Cabe liminarmente referir que o recorrente faz uma leitura muito subjectiva da matéria de facto provada, omitindo e ignorando ostensivamente o que não lhe interessa, numa violação flagrante dos mais elementares deveres de lealdade processual. Só que, essa atitude, não surte qualquer efeito prático. A circunstância de o arguido afirmar que apenas se provou um crime de ofensa à integridade física, não tem, como é a todas as luzes evidente, a virtualidade de apagar o que em contrário resulta da matéria de facto provada. É tapar o sol com a peneira.
É destituída de valor a afirmação de que a condenação só se podia alicerçar em factos ocorridos após a data em que entrou em vigor a alteração introduzida pela Lei 7/2000, de 27 de Maio....., “Lex severior” e até à data em que o arguido e a C............... deixaram de viver como marido e mulher, i.e. em Abril de 2002. Em primeiro lugar o crime de maus tratos está tipificado desde a entrada em vigor do Código Penal em 1983. Depois, na parte do texto legal que aqui releva, o art.º 152º mantém-se inalterado desde a revisão levada a cabo pelo Decreto Lei n.º 48/95, de 15 de Março. Mas, mesmo que o entendimento propugnado pelo recorrente fosse procedente, a factualidade apurada nesse período temporal permite censurar jurídico penalmente o arguido pela prática do crime de maus tratos na sua forma continuada.
Acresce que não há qualquer fundamento para limitar os factos relevantes à data em que o arguido e a C............. deixaram de viver como marido e mulher, i.e. em Abril de 2002. Há patente confusão do recorrente. O art.º 152º utiliza um conceito jurídico claro, cônjuge; ora como o casamento ainda não tinha sido dissolvido relevam todos os factos ocorridos até ao evento letal. O art.º 152º apenas refere cônjuge, não exige, cumulativamente, a coabitação conjugal. Esse requisito de coabitação apenas é exigido para as situações análogas, e por óbvias razões. Se é certo que Taipa de Carvalho[Comentário Conimbricense, I pág. 333], parece num primeiro momento exigir também para os cônjuges a coabitação conjugal, logo de seguida e de modo inequívoco corrige a afirmação: cônjuge ou quem com o agente conviver em condições análogas às dos cônjuges. Nem se compreende que fosse de outro modo. O dever de respeito - o especial dever de respeito entre os cônjuges - subsiste até ser decretado o divórcio. Abra-se aqui um pequeno parêntesis para referir que o dever de respeito é o mais importante dos deveres conjugais. O fim do casamento é constituir uma família mediante uma plena comunhão de vida cfr. art.º 1577 º do CCivil e, portanto, falta ao respeito devido ao outro cônjuge, todo o cônjuge que age de modo a frustar a justa expectativa do seu consorte naquela plena - perfeita - comunhão - participação comum - de vida - de actividade - que na sociedade actual pressupõe forçosamente fidelidade, coabitação, cooperação e assistência. Filia-se na eminente dignidade da pessoa humana, bem jurídico, com assento constitucional e tanto pode ser violado no seu aspecto físico como moral. Aquele traduz-se na obrigação imposta de não lesar fisicamente o outro; o dever de respeito moral traduz-se na obrigação de não lesar moralmente o outro[Ferreira Pinto, Causas do Divórcio pág. 60 /61, A. Varela Direito da Família pág. 345 e P. Lima e A. Varela CCA vol. IV pág. 256 /7.]
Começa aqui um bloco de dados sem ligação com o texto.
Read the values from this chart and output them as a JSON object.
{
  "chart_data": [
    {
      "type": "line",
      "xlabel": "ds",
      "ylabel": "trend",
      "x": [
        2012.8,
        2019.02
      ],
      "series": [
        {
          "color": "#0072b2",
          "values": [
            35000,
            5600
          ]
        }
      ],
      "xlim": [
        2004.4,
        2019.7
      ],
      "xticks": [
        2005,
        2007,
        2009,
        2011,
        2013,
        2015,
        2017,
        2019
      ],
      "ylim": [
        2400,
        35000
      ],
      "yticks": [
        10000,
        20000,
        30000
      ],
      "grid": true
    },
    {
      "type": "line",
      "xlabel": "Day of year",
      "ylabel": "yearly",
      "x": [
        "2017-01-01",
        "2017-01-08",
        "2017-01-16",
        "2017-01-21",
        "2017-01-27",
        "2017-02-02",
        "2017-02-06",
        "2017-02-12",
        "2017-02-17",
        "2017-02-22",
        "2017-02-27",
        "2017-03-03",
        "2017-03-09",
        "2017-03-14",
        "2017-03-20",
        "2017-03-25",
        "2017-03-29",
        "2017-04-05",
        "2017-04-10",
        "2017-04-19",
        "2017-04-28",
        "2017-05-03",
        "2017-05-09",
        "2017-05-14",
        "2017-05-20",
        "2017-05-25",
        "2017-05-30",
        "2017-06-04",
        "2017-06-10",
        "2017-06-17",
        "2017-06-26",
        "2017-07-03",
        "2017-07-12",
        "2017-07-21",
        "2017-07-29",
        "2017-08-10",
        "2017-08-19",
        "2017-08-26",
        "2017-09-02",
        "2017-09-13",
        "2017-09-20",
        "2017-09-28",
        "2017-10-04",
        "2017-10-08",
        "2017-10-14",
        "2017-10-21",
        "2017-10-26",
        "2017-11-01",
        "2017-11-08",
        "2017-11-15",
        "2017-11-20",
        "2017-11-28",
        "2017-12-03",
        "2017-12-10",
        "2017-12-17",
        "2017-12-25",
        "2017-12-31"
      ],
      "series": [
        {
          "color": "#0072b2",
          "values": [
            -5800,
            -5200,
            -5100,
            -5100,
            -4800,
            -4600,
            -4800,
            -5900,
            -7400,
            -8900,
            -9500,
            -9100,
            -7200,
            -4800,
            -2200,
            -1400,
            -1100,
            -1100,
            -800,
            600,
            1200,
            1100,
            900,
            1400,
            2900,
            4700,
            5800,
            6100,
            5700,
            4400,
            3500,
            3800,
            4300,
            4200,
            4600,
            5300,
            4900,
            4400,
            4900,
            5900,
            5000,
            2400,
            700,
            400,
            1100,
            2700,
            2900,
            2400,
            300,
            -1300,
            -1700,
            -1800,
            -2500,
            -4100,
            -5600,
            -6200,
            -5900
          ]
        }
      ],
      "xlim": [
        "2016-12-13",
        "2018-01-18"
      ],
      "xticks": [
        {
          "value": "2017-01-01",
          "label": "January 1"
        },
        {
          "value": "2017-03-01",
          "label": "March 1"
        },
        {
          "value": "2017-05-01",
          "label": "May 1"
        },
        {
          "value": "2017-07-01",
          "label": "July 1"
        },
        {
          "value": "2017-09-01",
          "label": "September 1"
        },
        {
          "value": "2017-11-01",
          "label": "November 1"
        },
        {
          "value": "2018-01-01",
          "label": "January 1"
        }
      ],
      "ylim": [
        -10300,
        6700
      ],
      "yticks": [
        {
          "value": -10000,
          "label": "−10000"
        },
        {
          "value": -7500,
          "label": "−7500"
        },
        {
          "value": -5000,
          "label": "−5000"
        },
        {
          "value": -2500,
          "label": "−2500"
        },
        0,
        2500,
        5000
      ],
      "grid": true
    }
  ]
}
A criminalização dos maus tratos reflecte em boa medida o relevo deste dever jurídico de respeito.
Se é certo que normalmente os maus tratos, mesmo entre os casados, ocorrem num contexto de coabitação, do tipo legal não resulta - no caso de casamento - essa exigência. A coabitação é exigida, e por óbvias razões, para os que convivem em condições análogas: sem coabitação não há união de facto.
Porque razão é que o cônjuge que por ser vítima de maus tratos abandona a casa, havia de deixar, por essa razão, de ser protegido dos maus tratos caso eles continuem? Como eloquentemente demonstra o caso dos autos, os maus tratos não cessaram com a separação, mas continuaram em crescendo até ao evento letal.
Mesmo em caso de simples separação subsistem todos os deveres conjugais, daí que, mesmo numa situação de separação, pode ocorrer crime de maus tratos a cônjuge.

A qualificação da conduta apurada como crime continuado não nos merece censura. Como entendeu a decisão recorrida a conduta do arguido preenche a previsão do art.º 152º Código Penal, e na forma continuada. A circunstância de a norma em apreço pressupor uma pluralidade de condutas, ou no mínimo uma conduta complexa, que revista gravidade e traduza, v.g. crueldade, insensibilidade, etc., como já dissemos, não afasta nem é incompatível com a possibilidade de ocorrer crime continuado, desde que verificados os pressupostos deste. No caso, as múltiplas condutas do arguido, concretizadas em maus tratos físicos, psíquicos e ameaças, à sua mulher, ao longo de vários anos, actuação que, não obedecendo ao mesmo dolo, se mostra interligada por factores externos que arrastaram o arguido para a reiteração das suas condutas, como é o caso da situação de convivência com a vítima na mesma casa, configuram crime continuado, art.º 30º do Código Penal.
Depois, o recorrente parte de um falso pressuposto, que a moldura penal abstracta do crime continuado é mais severa, do que a do crime simples, quando a moldura penal abstracta é a mesma.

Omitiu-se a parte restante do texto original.